第8幕は、身体に障害のある息子の「サッカーがやりたい!」という願いを叶えるため、アレクサンドラ・ファレイロスが始めたプロジェクトが紹介された。そのプロジェクトは、身体に障害のある子どもとその親がバンドを介してつながり、「親子で一人のプレイヤー」としてサッカーをするというもの。
プロジェクションマッピングにより現れたサッカー場を、パラリンピックシンボルの旗を持った10人の障害を持つ子どもたちが、父親とともに入場した。パラリンピックシンボルの旗は、ブラジル国旗の横に高らかと掲げられた。
第9幕のテーマは「テクノロジー」。両足に義足をつけたアミー・プルディが、ドイツの会社が開発した産業用ロボット「クーカ」とともに華麗なダンスを披露した。途中、クーカがプルディにもっと複雑なダンスをするよう要求すると、プルディはその要求に応え美しいダンスを披露。一方、プルディがクーカに同じ要求をするとクーカはその要求に応えられず、会場からは笑いが起こった。

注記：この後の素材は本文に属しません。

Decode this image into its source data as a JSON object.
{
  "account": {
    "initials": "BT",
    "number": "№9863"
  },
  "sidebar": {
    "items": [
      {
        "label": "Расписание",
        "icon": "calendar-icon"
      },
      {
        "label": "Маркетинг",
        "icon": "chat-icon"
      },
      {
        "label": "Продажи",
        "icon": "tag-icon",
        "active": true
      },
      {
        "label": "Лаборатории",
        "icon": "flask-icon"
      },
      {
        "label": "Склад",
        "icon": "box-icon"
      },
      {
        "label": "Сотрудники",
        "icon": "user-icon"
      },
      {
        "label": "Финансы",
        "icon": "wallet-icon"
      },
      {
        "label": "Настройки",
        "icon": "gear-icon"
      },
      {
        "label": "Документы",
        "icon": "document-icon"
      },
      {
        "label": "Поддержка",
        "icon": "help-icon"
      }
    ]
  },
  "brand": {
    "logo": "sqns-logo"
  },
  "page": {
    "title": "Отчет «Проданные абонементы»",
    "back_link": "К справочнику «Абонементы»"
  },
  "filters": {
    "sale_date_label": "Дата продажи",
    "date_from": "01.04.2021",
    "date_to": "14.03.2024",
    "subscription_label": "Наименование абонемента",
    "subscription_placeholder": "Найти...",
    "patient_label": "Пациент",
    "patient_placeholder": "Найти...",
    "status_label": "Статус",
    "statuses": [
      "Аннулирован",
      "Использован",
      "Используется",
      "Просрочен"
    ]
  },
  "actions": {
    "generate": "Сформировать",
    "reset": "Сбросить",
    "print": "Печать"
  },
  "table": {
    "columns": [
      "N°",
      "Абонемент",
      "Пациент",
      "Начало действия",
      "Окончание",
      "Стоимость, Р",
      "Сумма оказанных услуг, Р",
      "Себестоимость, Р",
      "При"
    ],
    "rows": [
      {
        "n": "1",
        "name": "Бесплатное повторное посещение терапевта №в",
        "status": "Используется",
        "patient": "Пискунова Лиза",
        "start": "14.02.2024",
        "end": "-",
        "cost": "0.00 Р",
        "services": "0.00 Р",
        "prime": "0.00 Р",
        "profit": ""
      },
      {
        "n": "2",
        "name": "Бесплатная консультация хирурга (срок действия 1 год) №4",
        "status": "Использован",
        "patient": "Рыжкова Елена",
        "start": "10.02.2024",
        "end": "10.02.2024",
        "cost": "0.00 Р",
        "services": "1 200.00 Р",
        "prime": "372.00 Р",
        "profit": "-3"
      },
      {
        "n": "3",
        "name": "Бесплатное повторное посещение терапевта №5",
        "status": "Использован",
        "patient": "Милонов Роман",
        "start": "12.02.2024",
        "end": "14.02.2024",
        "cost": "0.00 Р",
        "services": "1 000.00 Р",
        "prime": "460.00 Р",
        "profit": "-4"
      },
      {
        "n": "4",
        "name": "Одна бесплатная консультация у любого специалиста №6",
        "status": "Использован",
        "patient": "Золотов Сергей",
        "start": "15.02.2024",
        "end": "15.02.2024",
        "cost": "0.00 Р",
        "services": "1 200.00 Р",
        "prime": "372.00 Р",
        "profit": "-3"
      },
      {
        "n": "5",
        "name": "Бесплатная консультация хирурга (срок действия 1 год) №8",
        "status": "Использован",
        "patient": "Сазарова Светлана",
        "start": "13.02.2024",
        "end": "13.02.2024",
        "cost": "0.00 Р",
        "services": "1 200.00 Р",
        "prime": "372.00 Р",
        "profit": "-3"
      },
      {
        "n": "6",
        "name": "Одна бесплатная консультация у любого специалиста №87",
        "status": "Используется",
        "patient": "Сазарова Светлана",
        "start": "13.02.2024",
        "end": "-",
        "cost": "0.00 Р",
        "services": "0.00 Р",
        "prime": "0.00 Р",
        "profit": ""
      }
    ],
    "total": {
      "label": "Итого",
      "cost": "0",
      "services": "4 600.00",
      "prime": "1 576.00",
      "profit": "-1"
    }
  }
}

第10幕は聖火リレー。河合純一などが繋いできた聖火が、マラカナンスタジアムにともされた。途中、走者の一人マルシア・マルサルがバランスを崩し転倒するアクシデントもあった。しかし、スタッフの支えで再び立ち上がると、会場からは今日一番の声援が送られた。その姿に一部の海外メディアは、「彼女の転んでもまた立ち上がる姿は、パラリンピックを象徴する出来事だ」と賛辞を送った。マルサルは1984年のニューヨーク・アイレスベリーパラリンピック陸上200メートルで金メダルを獲得するなどしたブラジルを代表するアスリートだ。
式の最後は、ダンサーがサンバのリズムに合わせてステージを埋め尽くした。
観客もサンバのリズムに合わせて体を動かし、盛り上がりの中開会式は幕を閉じた。